In Class Questions (done in groups):
1. How many stations are there in the state of Texas?
2. How many of those stations have reported some form of data in 2017?
3. What is the highest temperature reported anywhere this year? Where was it and when?
4. How many stations in the stations list haven't reported any data in 2017?
Before you leave class, one member of your group needs to send me an email with your group answers to these questions. Make sure the email also includes the names of all the group members who were present to work on this.

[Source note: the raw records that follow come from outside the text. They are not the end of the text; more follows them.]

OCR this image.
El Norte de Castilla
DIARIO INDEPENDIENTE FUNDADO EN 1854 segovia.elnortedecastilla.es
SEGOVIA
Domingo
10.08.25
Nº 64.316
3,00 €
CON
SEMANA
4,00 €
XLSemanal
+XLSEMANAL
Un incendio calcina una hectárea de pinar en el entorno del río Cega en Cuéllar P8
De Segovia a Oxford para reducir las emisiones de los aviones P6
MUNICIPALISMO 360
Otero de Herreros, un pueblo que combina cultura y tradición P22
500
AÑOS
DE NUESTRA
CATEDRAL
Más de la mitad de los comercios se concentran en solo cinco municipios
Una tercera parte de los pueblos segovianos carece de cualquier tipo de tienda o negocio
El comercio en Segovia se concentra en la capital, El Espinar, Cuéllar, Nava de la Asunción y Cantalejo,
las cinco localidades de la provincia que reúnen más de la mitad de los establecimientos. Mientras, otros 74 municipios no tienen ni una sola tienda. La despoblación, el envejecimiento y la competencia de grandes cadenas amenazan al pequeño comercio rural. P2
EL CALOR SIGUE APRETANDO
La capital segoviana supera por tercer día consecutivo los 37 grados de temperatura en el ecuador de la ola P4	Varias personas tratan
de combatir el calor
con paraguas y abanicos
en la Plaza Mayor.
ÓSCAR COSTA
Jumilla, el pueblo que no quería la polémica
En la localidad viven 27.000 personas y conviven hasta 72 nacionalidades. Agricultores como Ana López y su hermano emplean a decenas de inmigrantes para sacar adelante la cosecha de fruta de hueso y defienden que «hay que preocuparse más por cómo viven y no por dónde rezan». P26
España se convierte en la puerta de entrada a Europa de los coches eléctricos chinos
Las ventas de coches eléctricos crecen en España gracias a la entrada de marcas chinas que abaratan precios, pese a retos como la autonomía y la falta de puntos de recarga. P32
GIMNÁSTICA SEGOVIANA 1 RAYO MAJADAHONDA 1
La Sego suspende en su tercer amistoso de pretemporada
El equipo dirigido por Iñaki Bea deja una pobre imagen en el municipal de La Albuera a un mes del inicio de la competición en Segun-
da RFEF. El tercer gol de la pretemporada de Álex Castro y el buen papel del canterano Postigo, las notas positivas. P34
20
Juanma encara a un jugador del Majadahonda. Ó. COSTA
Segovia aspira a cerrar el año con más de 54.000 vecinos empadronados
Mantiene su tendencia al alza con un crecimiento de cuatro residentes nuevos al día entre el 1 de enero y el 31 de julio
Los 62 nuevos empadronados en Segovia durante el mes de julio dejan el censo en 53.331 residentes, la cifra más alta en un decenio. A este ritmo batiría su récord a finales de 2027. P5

Between Class Questions (done alone):
All the code that you write to answer these questions should be put in a package called sparkrdd in the in-class repository. (Note that a package is just a subdirectory. Since all of your code is going in src/main/scala for sbt, the code for this should be in src/main/scala/sparkrdd.) You should also make a file called sparkrdd.md in the top level of your repository that includes a write-up with your answers to the questions and any requested plots. Once you do your last push of the files, send me an email with links to both files to let me know.
1. What is the maximum rainfall for any station in Texas during 2017? What station and when?
2. What is the maximum rainfall for any station in India during 2017? What station and when?
3. How many weather stations are there associated with San Antonio, TX?
4. How many of those have reported temperature data in 2017?
5. What is the largest daily increase in high temp for San Antonio in this data file?
6. What is the correlation coefficient between high temperatures and rainfall for San Antonio? Note that you can only use values from the same date and station for the correlation.
7. Make a plot of temperatures over time for five different stations, each separated by at least 10 degrees in latitude. Make sure you tell me which stations you are using.